Claims are made that there will be no incentive to produce products—usually meaning drugs or genetic testing materials—if life forms and genes are not patentable. That implies that the results of such products are beneficial. Yet, overall, one must question just how beneficial most pharmaceutical products are. For every benefit, there are many harms. On balance, the pluses seem to be outweighed by the negatives.

Lack of patenting of life forms has never prevented innovation in the past, so why would it now? Why assume that there would be no profit in producing a product to test for the presence of a gene? Or to develop a drug? After all, millions and billions of dollars-pounds-euros are made every year on drugs to treat body parts that haven't been patented. Frankly, I think that the only thing limited by the judge's ruling is the amount of profit that can be made.

There is also the moral implication of someone—corporation, government, or university—literally owning a part of a human being. The case in point, a gene linked to breast and ovarian cancer, resulted because women were not allowed to get testing for their own genes unless they paid exhorbitant sums to Myriad for the privilege. They were the plaintiffs in the case.

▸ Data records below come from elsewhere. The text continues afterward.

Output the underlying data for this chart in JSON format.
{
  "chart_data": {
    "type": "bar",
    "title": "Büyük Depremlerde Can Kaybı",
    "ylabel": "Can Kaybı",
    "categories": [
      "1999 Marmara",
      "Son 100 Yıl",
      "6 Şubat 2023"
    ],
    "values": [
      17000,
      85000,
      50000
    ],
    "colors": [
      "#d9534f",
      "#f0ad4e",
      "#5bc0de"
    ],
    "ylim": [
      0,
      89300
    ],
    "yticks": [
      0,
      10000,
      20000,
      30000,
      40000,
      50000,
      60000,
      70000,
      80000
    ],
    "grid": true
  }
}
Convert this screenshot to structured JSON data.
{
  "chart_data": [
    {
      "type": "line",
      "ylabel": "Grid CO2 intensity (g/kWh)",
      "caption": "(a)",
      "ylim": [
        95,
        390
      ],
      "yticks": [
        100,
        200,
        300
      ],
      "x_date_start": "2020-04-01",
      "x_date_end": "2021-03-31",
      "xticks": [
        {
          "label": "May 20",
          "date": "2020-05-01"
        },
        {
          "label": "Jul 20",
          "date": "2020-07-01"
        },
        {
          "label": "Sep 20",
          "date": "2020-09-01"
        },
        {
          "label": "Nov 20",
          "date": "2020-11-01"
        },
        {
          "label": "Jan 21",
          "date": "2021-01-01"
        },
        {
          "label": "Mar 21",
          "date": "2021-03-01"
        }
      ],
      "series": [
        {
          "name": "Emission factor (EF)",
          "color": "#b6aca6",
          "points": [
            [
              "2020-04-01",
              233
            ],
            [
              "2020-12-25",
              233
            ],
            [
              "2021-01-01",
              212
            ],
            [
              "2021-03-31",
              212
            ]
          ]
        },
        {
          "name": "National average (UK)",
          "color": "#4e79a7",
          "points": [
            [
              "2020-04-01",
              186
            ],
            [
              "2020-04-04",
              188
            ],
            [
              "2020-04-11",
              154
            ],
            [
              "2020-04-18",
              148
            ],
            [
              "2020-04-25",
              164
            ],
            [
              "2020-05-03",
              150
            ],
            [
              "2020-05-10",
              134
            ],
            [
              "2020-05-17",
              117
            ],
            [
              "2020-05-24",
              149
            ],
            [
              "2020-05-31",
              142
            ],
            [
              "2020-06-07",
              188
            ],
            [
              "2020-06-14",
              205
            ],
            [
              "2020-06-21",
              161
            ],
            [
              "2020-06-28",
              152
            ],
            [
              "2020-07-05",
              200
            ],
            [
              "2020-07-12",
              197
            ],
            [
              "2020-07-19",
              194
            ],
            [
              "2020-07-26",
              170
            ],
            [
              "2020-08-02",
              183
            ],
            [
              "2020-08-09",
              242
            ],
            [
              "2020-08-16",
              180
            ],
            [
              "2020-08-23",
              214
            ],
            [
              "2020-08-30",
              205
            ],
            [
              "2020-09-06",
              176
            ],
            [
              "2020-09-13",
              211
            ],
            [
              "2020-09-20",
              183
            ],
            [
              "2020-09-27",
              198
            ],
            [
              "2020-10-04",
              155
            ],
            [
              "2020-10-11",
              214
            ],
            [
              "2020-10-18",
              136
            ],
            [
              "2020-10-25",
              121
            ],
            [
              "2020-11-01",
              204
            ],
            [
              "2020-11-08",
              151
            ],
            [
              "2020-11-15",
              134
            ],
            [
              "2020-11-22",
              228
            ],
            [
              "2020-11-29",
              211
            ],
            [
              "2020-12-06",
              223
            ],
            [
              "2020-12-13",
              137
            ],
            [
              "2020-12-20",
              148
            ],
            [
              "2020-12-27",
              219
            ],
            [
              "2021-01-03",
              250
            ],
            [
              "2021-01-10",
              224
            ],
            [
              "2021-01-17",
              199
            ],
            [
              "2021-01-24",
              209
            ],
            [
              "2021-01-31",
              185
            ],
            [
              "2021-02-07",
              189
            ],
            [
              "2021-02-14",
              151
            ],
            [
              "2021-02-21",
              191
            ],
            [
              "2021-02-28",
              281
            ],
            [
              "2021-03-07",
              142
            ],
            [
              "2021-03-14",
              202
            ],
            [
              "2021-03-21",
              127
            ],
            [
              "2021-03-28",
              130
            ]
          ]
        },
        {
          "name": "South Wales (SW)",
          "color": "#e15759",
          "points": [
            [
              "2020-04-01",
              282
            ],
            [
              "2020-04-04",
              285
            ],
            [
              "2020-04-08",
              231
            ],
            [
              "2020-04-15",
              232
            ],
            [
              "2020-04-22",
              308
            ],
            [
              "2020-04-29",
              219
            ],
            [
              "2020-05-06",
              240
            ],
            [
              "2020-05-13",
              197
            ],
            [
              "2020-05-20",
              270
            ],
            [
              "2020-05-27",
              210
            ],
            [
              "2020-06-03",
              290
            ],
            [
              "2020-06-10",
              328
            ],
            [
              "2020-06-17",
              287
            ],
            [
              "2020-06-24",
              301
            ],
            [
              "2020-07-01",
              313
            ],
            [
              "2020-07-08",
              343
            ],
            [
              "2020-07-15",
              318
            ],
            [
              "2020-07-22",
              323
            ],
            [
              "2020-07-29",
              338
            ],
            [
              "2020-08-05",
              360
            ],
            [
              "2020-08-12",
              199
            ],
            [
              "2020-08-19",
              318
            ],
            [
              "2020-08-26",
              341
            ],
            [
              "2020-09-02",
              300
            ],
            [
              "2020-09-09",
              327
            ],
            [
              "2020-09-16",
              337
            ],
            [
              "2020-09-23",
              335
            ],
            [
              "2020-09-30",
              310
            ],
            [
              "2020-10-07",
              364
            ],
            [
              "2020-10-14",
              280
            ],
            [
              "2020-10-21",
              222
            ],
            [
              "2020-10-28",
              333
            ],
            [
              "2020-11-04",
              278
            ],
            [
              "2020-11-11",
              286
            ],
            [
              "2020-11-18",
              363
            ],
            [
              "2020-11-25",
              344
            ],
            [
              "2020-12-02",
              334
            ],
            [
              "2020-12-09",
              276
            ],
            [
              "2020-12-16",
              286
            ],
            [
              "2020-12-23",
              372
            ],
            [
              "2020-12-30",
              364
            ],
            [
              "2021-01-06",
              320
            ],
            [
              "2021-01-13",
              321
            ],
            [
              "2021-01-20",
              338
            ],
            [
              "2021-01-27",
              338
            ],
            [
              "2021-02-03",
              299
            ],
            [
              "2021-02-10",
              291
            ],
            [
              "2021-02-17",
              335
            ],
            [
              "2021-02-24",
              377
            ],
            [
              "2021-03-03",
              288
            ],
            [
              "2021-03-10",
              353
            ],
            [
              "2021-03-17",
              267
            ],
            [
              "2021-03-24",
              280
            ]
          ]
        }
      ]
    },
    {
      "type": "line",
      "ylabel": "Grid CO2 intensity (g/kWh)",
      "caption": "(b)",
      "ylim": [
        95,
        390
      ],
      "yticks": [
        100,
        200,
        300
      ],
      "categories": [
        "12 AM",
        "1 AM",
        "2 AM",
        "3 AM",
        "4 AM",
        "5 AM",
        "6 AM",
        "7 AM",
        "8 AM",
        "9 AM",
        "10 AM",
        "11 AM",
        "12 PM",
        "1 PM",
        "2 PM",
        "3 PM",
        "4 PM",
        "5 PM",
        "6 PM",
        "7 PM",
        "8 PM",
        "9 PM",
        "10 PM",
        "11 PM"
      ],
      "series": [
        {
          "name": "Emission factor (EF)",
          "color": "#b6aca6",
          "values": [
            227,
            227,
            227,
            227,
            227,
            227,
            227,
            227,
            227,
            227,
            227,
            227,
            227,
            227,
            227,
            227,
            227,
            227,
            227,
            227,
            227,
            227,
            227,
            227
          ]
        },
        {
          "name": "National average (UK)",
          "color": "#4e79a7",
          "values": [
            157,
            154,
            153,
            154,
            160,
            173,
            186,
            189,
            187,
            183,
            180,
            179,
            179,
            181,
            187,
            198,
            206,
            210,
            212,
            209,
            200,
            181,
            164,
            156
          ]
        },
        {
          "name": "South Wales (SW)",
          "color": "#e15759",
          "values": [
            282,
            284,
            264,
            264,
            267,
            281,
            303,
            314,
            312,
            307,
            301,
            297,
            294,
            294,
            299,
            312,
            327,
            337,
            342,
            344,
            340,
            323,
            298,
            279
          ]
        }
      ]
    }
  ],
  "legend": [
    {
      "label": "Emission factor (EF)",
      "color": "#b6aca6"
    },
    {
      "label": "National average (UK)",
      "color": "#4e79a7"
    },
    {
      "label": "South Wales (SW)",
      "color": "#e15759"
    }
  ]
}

While it's certainly reasonable and fair for the company to make a profit for producing a kit to test for a gene, their claim of ownership has resulted in extreme profiteering at the potential cost of women's lives. It has also prevented any other company or university from producing a different test kit, which might be better or less costly. Clearly, the notion that a part of a person can be claimed in a patent is seriously misbegotten.